Application of inline high resolution x-ray diffraction in monitoring Si/SiGe and conventional Si in SOI fin-shaped field effect transistor processes

Abstract

This study investigates the application of inline high resolution x-ray diffraction (HRXRD) for process control of Si/SiGe and conventional Si on silicon-on-insulator (SOI) fin-shaped field effect transistors (FinFETs). HRXRD measurements were taken from test pads on production wafers; the process stages under study were pre- and post-fin etch. For the pre-etch stage, HRXRD monitors the Si or Si/Ge thickness, Ge concentration (%), and crystal quality. For thickness, HRXRD results matched the fin height from a corresponding device within 2 Å. When equipped with a 1D detector, the typical measurement time can be as short as 20 min. In the post-etch stage, HRXRD monitors fin pitch with a precision of 3 nm. The choice of diffraction plane has an impact on the signal-to-noise ratio. In particular, the asymmetric 113 reciprocal space map (RSM) has better signal-to-noise than 004 for monitoring Si fins; however, pitch data obtained from these two diffraction planes matches within the measurement precision. The etch process can induce relaxation along the fin height in the Si/SiGe hetero-epitaxial fin and has a deleterious impact on the device’s drive current.

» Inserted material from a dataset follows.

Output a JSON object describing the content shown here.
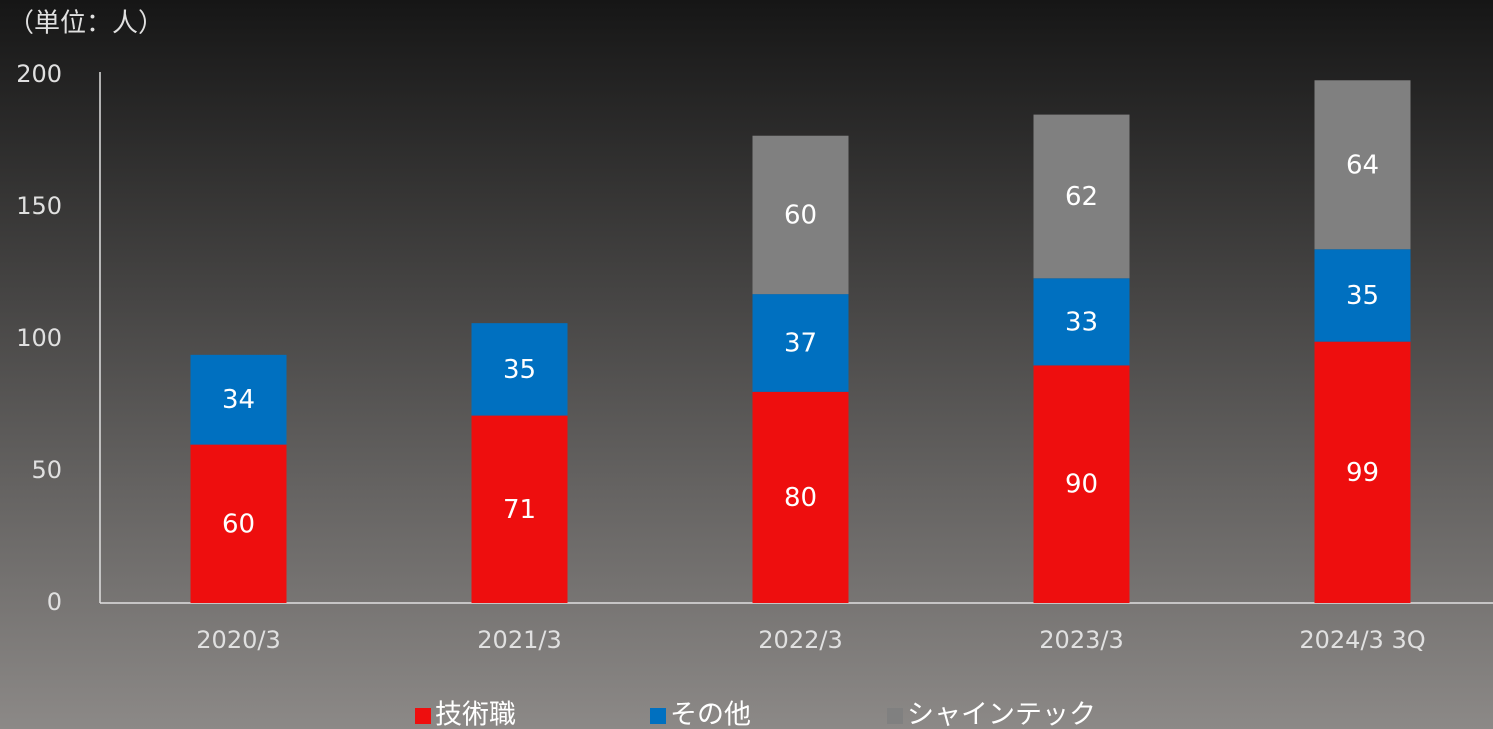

Although the RSM is sensitive to such relaxation, a nanobeam diffraction measurement is still needed for quantitative strain measurements. The results show inline HRXRD is a valuable tool for monitoring pre- and post-etch processes during FinFET production. It can track vital fin parameters, including fin height, pitch, and crystal quality, which determine the final device drive current. The measurement is nondestructive and can be taken directly from testing pads in production wafers; it therefore saves testing cost and time and alleviates reliance on destructive techniques like transmission electron microscopy.